In a darkly imaginative project between champagne house Dom Pérignon and auteur David Lynch, the filmmaker spent two days in darkness, creating ghostly sets and conjuring up mythical stories of his own. The result: two breathtakingly precious portraits of Dom Pérignon's iconic bottles.
David Lynch, working in a California studio transformed into a darkroom, spent two days contemplating the timeless silhouette of the Dom Pérignon bottle. In those 48 hours, he invented stories, created sets and cobbled together strange theatrical machinery - and took many, many photos. In the end, this massive trove was culled to just two precious images, a distillation, if you like, of his journey into Dom Pérignon.

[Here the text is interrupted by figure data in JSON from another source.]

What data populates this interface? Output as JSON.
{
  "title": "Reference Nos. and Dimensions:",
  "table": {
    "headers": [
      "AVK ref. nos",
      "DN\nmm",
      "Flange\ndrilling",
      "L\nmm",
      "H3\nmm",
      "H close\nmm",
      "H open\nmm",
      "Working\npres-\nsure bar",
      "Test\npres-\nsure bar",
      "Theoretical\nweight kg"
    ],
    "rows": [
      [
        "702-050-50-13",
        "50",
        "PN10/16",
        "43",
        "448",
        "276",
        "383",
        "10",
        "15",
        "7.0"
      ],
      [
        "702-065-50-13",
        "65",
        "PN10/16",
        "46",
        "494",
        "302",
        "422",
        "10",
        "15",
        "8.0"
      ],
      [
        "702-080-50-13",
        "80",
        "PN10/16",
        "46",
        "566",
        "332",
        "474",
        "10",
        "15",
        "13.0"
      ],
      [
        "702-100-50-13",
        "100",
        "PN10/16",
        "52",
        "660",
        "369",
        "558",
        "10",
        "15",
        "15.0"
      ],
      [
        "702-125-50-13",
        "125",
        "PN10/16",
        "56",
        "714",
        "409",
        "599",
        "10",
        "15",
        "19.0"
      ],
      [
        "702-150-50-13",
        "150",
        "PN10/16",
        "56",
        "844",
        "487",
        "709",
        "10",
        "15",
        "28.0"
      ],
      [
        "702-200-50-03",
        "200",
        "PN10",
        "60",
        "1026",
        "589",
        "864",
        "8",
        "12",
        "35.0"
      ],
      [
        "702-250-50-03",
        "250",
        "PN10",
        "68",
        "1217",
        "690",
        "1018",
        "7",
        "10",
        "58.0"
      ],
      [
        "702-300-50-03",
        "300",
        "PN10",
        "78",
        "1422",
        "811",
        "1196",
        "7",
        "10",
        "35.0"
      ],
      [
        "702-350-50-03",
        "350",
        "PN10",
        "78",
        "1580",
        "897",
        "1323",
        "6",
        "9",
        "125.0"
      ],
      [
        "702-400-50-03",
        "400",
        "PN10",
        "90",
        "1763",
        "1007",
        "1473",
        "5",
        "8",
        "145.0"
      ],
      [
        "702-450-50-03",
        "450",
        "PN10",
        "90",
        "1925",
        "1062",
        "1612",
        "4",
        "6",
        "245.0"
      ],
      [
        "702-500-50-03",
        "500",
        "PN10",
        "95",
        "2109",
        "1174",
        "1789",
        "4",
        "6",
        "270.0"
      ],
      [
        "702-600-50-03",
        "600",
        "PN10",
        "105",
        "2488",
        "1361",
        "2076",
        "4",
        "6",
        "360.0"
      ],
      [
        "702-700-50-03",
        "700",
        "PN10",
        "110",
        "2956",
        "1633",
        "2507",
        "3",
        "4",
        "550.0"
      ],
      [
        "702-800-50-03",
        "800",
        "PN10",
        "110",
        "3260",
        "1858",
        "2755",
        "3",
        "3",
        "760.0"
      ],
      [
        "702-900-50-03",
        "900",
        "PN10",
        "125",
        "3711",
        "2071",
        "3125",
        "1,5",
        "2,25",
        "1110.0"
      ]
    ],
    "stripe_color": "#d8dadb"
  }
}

Dom Pérignon Blanc 2000. Photographed by David Lynch
Dom Pérignon Rosé 2000. Photographed by David Lynch
One look at the two selected images will give you an idea of the intensity behind the man's artistic pursuit. The first depicts the iconic Dom Pérignon bottle and the other the bold Dom Pérignon Rosé. Under the eye of Lynch's camera, the bottles are subsumed into a fantastical, dreamlike landscape, into which the viewer is pulled into, as if drawn by a long tracking shot.
In the notes provided by the champagne house, the viewer is invited to imagine "ghostly skyscrapers in the middle distance, their uncertain outlines standing amid an urban twilight lit by crepuscular flares. In the far distance a sci-fi underworld, lit here and there by flashes of light, seems suspended in a biotopic night."